Grandpa’s voice remains soft. “His name is Dominic Novak. He’s the head of security for the prime minister. He is a decorated war hero and a key advisor to one of the most powerful men in Europe. He is trusted and respected and … He’s just a man with a scar, Grace. It doesn’t make him evil.”

“I know not all people with scars are evil,” I snap. “I’m not living in a cartoon. But I also know —”

“You know what?” Exasperated, Grandpa throws open one of his desk drawers and pulls out a file. “Tell me what you know, Grace. Because I remember when you just knew you saw your mother’s murderer two years ago in Santa Fe.” He pulls a photograph from the file — a face I thought I’d never see again.

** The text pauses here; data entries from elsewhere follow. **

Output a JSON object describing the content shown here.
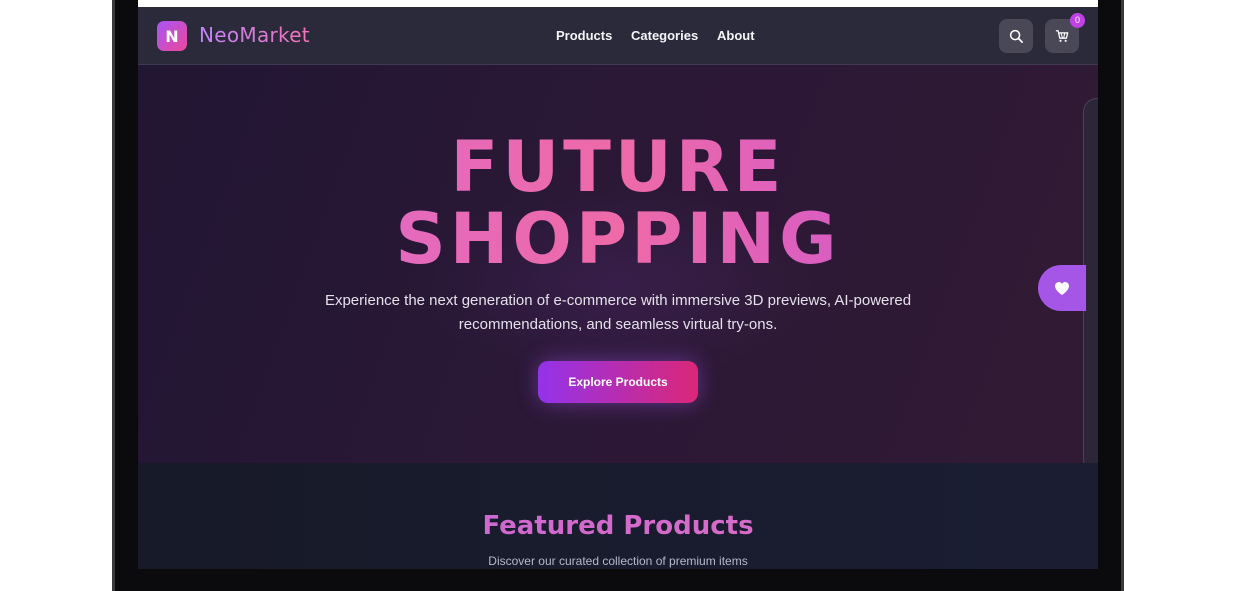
{
  "header": {
    "logo_letter": "N",
    "brand": "NeoMarket",
    "nav": [
      {
        "label": "Products"
      },
      {
        "label": "Categories"
      },
      {
        "label": "About"
      }
    ],
    "cart_count": "0",
    "icons": {
      "search": "search-icon",
      "cart": "cart-icon"
    }
  },
  "hero": {
    "title_line1": "FUTURE",
    "title_line2": "SHOPPING",
    "subtitle_line1": "Experience the next generation of e-commerce with immersive 3D previews, AI-powered",
    "subtitle_line2": "recommendations, and seamless virtual try-ons.",
    "cta_label": "Explore Products"
  },
  "side": {
    "favorite_icon": "heart-icon"
  },
  "featured": {
    "title": "Featured Products",
    "subtitle": "Discover our curated collection of premium items"
  },
  "colors": {
    "accent_purple": "#a855f7",
    "accent_pink": "#ec4899",
    "nav_bg": "#2b2a3a",
    "hero_bg": "#2b1836"
  }
}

“Or the man in the airport in Chicago.” He pulls out another picture. And then another. And another. “This one was a corporal at Fort Meade, wasn’t he?” My grandfather keeps pulling photographs out of the file folder, dropping them onto the desk. One scarred man after another. “And let’s not forget the priest in St. Louis. You were positive it was him. Even after we found out he’d been in South America when your mother was killed. Even then you shouted and insisted and —”

“Okay!” I yell. “Enough!”

“You said these men killed your mother, didn’t you, Grace?” Grandpa asks, and I stand silent. “Didn’t you?”

I stop shaking and look him in the eye.

“I’m right this time. I saw him.”

“Well, let me tell you what I see.”

He takes a step toward me, gestures with the hand that holds the glass. Brown liquid sloshes over the side and stains his expensive rug, but my grandfather doesn’t notice. Or maybe he just doesn’t care.